There is an awesome population of brookies up Little Cottonwood canyon 15 min from SLC. If you can keep from spooking them you'll catch fish in most likely spots. Midges and para adams will be all you need.


----------



## blackirish (Apr 2, 2011)

I have caught a lot of brookies in the uintas as has everybody else on this forum. not really accessible until the summer but just a heads up


----------



## scott_rn (Sep 11, 2007)

If you're looking for the dark red fish in spawning phase this may start you in the right direction, except for the river part. 10,000 lakes down there, lots of water to fish.
viewtopic.php?f=2&t=28729&p=303488&hilit=boulder+mountain#p303488


----------



## flyguy7 (Sep 16, 2007)

They are a dime a dozen in the uintas. Fish during fall for the best colors. East fork of the bear, stillwater, upper provo, north fork of the duchesne, middle fork of sheep creek, etc. etc. etc.


----------



## 801hunter (Feb 27, 2011)

hey thanks for the info guys, hopefully this snow breaks and we can get some good weather to go out


----------



## doody (Apr 2, 2009)

This subject got me excited to fish the smaller streams! IMO brook trout are the best of the species, probably due more to the cool locations they're found in. Here is a link to a buddy's brookie in LCC a few years ago. Nice sized fish and pretty typical for the trout up there.


__
https://flic.kr/p/3957459441

801, I think we've emailed before. I'd be happy to go up to LCC with you before runoff starts heavy. Could always use more fishing buddies. PM if interested.


----------



## houstonryan (Apr 9, 2011)

Trying to figure out who Doody is...have we met before?
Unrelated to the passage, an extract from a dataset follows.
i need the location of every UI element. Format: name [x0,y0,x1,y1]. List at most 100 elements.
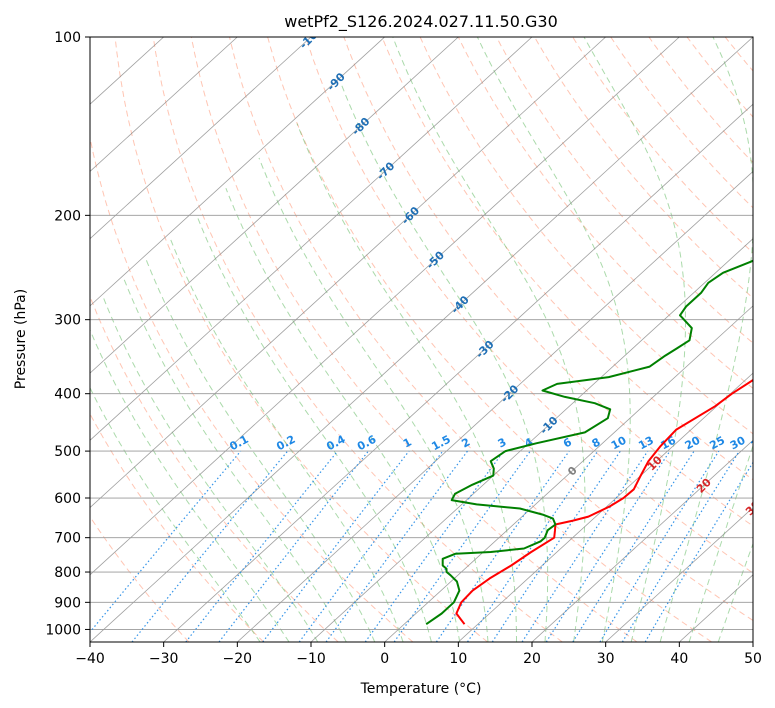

There are also brook trout in the small tributaries that feed into Hobble Creek (Springville) if you go up high enough...


----------



## benjicunney (Jul 30, 2008)

Most places that have brookies will give you the opportunity to catch the nice amber/red colored ones. You just need to wait until late summer when they are spawning.


----------



## flyguy7 (Sep 16, 2007)

Actually they spawn in the fall


----------



## benjicunney (Jul 30, 2008)

My summer is most peoples fall . The high mountain lakes brookies typically start a little earlier.


----------